A COMMUNITY hospital will have £1.5 million pumped into it to prepare for thousands of new patients.


Abergele Hospital is in the middle of a major overhaul which will see the Ophthalmology facilities in HM Stanley in St Asaph relocated.


Health staff were keen to reassure patients from St Asaph that the eventual departure from HM Stanley building, which the board said was ‘not fit for purpose’ did not spell the end.
 

“Patients are concerned it’s a closure of HM Stanley,” said Lorraine White, nursing sister at HM Stanley.
 

“It isn’t.
 

“It’s a relocation and an upgrade.


“It will be the same staff and services in a different building.
 

“Generally everyone is a little nervous about a change after so many years.
 

“A lot of staff have been there (HM Stanley) for 15 to 20 years.


“It’s quite a wrench, but it means we are going to get some better facilities for patients.


”We will be sad to go because there’s a lot of happiness at HM Stanley.
“We have a fantastic reputation to uphold.”


The Abergele Hospital building program, which is estimated to last about six months, will see the introduction of new day case theatres, wards and a macular treatment centre.


Robin Wiggs, head of planning at the Betsi Cadwaladr Health Board, said: “What we’re doing with the site is ensuring it has a long term clinical future.
 

“There was a lot of concern for a number of years that Abergele is a site we didn’t want to invest in, but that is not the case.”


Currently the hospital, which was opened a hundred years ago as a sanatorium, caters for 2,000 orthopaedic inpatients and day cases annually.
 

Roger Haslett, clinical lead for ophthalmology at HM Stanley, said: “The long term plan for orthopaedics is as soon as the asbestos is cleared up at Ysbyty Glan Clwyd in Bodelwyddan, the facilities will be moved there.


“In Abergele, the theatre site will be much improved.


“The ophthalmology facilities in HM Stanley were 50 years old.

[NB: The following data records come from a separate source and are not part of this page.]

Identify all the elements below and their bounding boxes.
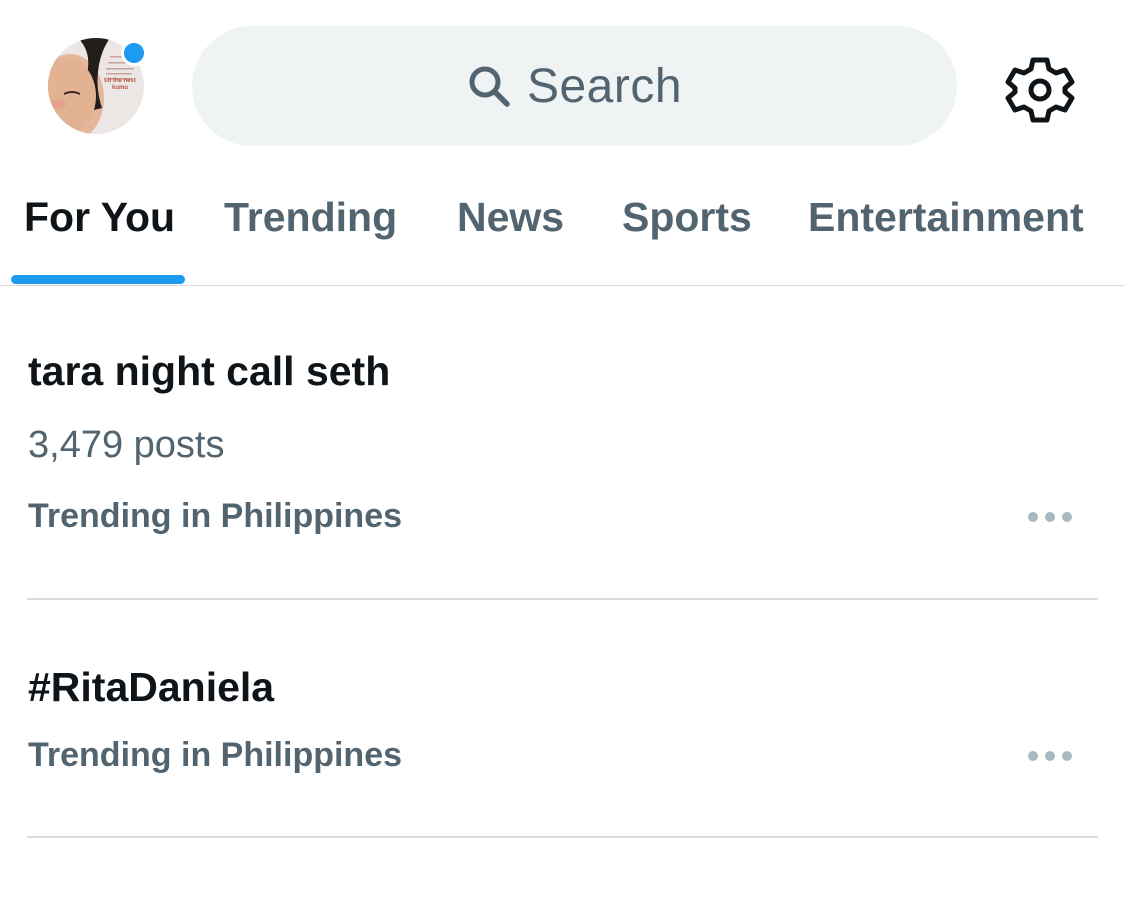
- gear-icon: [1005, 57, 1075, 123]
- profile-avatar[interactable]: till the next kumu: [48, 38, 147, 134]
- explore-screen: till the next kumu Search For You Trendi…: [0, 0, 1125, 902]
- search-bar[interactable]: Search: [192, 26, 957, 146]
- trend-item[interactable]: tara night call seth 3,479 posts Trendin…: [28, 340, 1098, 560]
- active-tab-indicator: [11, 275, 185, 284]
- trend-post-count: 3,479 posts: [28, 424, 225, 466]
- divider: [27, 598, 1098, 600]
- more-options-icon[interactable]: [1028, 750, 1072, 762]
- tab-entertainment[interactable]: Entertainment: [808, 194, 1084, 241]
- trend-title: tara night call seth: [28, 348, 391, 394]
- search-icon: [469, 66, 510, 107]
- avatar-text-2: kumu: [112, 85, 128, 91]
- tab-sports[interactable]: Sports: [622, 194, 752, 241]
- tab-bar: For You Trending News Sports Entertainme…: [0, 180, 1125, 286]
- trend-context: Trending in Philippines: [28, 736, 403, 774]
- avatar-text-1: till the next: [104, 78, 136, 84]
- tab-trending[interactable]: Trending: [224, 194, 397, 241]
- trend-context: Trending in Philippines: [28, 497, 403, 535]
- settings-button[interactable]: [1004, 54, 1076, 126]
- trend-title: #RitaDaniela: [28, 664, 275, 710]
- tab-for-you[interactable]: For You: [24, 194, 175, 241]
- trend-item[interactable]: #RitaDaniela Trending in Philippines: [28, 656, 1098, 806]
- notification-dot: [121, 40, 147, 66]
- search-placeholder: Search: [526, 59, 683, 113]
- tab-news[interactable]: News: [457, 194, 564, 241]
- more-options-icon[interactable]: [1028, 511, 1072, 523]
- divider: [27, 836, 1098, 838]
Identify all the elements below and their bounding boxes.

“So many things needed refurbishing it would have cost quite a lot.”
 

A spokesman from the independent health watchdog, the Betsi Cadwaladr Community Health Council, said the group would monitor the progress on site until the services were fully operational.


He said: “The CHC looks forward to seeing the excellent service already provided, being transferred to significantly improved accommodation.”


u Meanwhile a £110 million redesign will bring the latest standards in medical treatment to Glan Clwyd Hospital.
 

The wide-reaching revamp will see a new emergency unit set up and wards redesigned.


Dr Eileen Williams, clinical lead for the redevelopment project, said the starting point was to look at how services would be delivered and how best to deliver care to patients.


The key principles were delivering a high quality clinical care, improving safety and making sure the project suited the needs of the most vulnerable in society.


Dr Williams said: “Instead of it just being an A&E, where people come in for treatment and then go up to wards upstairs, they will now come into the emergency department where there is a ward for medical emergency patients.


“There’s a ward for surgery emergency patients as well as coronary care for people with heart attacks, and the GP out of hours is all part of it.
 

“It’s all core located, and means that all the emergency doctors are all in the same place on one floor.”